3 May 2023
Politics in Latin America has a habit of taking investors by surprise, and the rise of populism in recent years has only amplified this. Crucially for active investors, markets also display a tendency to over-react to political headlines, and this can create a dislocation between market prices and fundamentals.
Colombia is a case in point. Going against our – and many others’ – expectations, President Gustavo Petro has sacked his credible and prudent finance minister, José Antonio Ocampo, as part of a sweeping new cabinet reshuffle. As we mentioned in our notes following a recent trip to the country, Ocampo appeared intent on ensuring Petro’s reform agenda respected the country’s fiscal rules. His replacement, Ricardo Bonilla, has also pledged fiscal prudence and has a track record of sound economic management from his time as finance secretary for the city of Bogota under Petro’s mayorship. However, Bonilla has a lower profile than Ocampo and is personally close to the president, making him less likely to stand up against Petro should fiscal pressures mount in future. Even so, the market reaction – FX selling off and hard currency debt pricing in two downgrades to Colombia’s credit rating over the next few years, at the time of writing – appears overblown.

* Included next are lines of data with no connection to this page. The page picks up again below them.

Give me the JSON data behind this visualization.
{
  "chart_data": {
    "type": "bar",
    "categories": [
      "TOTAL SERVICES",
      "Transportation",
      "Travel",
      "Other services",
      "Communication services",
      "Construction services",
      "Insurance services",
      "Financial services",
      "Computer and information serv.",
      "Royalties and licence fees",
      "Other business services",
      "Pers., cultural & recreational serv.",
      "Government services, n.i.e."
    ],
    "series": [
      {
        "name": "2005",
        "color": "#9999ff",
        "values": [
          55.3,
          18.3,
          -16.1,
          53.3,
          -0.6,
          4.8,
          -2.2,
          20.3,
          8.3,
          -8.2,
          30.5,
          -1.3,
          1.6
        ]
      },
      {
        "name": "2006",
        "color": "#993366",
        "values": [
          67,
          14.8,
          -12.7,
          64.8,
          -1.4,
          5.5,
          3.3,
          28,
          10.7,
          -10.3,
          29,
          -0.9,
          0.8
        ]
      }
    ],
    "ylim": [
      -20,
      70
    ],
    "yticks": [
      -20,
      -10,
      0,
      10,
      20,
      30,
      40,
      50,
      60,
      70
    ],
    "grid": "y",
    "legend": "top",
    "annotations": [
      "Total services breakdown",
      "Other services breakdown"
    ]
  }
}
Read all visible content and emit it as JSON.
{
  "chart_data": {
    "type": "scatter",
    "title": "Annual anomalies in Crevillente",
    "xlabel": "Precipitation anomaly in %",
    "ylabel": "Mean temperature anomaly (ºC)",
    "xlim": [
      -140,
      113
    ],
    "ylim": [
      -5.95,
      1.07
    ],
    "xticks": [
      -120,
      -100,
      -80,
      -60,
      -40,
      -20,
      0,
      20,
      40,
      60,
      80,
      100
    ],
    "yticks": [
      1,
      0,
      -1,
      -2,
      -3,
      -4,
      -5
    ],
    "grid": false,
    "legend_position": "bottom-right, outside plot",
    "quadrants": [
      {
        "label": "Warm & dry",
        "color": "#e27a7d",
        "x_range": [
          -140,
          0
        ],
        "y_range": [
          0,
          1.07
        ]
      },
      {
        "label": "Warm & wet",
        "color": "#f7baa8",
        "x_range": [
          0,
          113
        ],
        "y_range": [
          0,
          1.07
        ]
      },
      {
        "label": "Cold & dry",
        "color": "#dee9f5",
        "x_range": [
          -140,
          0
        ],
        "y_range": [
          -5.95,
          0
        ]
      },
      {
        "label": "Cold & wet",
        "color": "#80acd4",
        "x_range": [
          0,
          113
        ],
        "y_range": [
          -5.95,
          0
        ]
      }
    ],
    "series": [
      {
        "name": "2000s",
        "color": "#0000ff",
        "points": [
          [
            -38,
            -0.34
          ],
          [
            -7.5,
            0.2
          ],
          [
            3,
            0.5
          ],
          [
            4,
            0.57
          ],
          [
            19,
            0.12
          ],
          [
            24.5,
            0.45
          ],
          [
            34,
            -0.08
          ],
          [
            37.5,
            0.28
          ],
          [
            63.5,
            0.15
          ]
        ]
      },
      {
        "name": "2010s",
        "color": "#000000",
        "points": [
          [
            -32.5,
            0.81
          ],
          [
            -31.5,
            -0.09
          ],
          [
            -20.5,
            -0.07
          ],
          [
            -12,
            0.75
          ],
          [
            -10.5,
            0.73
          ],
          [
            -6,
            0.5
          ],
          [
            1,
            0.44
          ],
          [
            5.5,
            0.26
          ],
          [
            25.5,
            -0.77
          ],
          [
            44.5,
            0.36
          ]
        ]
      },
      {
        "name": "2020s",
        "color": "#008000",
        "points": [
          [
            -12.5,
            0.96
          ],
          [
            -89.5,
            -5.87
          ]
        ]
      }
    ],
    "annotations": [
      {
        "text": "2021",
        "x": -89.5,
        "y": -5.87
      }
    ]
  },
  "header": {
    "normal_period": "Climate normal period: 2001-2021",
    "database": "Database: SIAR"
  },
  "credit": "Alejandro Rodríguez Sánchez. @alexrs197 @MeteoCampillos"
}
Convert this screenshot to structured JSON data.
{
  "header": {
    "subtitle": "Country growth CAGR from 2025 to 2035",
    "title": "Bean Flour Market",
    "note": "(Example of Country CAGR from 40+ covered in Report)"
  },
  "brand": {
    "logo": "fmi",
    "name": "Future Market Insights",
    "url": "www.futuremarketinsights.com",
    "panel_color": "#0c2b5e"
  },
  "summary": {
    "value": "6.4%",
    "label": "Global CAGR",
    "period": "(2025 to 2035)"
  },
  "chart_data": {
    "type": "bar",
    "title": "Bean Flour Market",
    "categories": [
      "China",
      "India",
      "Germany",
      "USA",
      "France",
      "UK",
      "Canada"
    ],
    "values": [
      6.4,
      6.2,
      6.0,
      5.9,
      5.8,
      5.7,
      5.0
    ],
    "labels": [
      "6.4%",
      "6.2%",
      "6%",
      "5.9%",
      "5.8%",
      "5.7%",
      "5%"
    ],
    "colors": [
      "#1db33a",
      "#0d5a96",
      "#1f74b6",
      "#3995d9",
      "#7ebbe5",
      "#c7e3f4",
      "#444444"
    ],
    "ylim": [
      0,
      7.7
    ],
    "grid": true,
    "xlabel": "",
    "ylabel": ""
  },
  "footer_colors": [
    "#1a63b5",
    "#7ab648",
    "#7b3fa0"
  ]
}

Firstly, we think the reshuffle is the symptom of a frustrated president rather than a sign of a radical shift in direction. Secondly, as we have written previously, what matters more than the executive’s make-up is its ability to push through its agenda. Institutions in Colombia are strong, meaning Congress, the Senate and the Constitutional Court should continue to prove an effective balance – limiting Petro’s ability to pass a health reform that risks inflicting grave damage on macro fundamentals. Finally, if – as we expect – Bonilla emphasises the importance of stability and central bank independence when he holds meetings with investors, this should help calm markets.
There are, however, certain things the Petro administration could try to achieve without the blessing of Congress or the courts and some of these would be damaging to the long-term outlook for the country. These could include measures that erode Colombia’s institutions; the appointment of political allies to key posts; and the freezing of administered prices. The result, we think, could be a one-notch rating downgrade – less than what is priced but significant all the same.
Nearer term, there is a tail risk that Petro mobilises his supporters. While his poor relationship with unions and rapidly falling popularity makes this appear unlikely, this – and a possible emergency decree/state of emergency by Petro to reduce checks and balances on the executive – is an important risk for investors to monitor. That said, we think it is highly likely that the Constitutional Court would block such attempts.
For now, we think the country’s fundamentals remain robust and the market is underpricing these.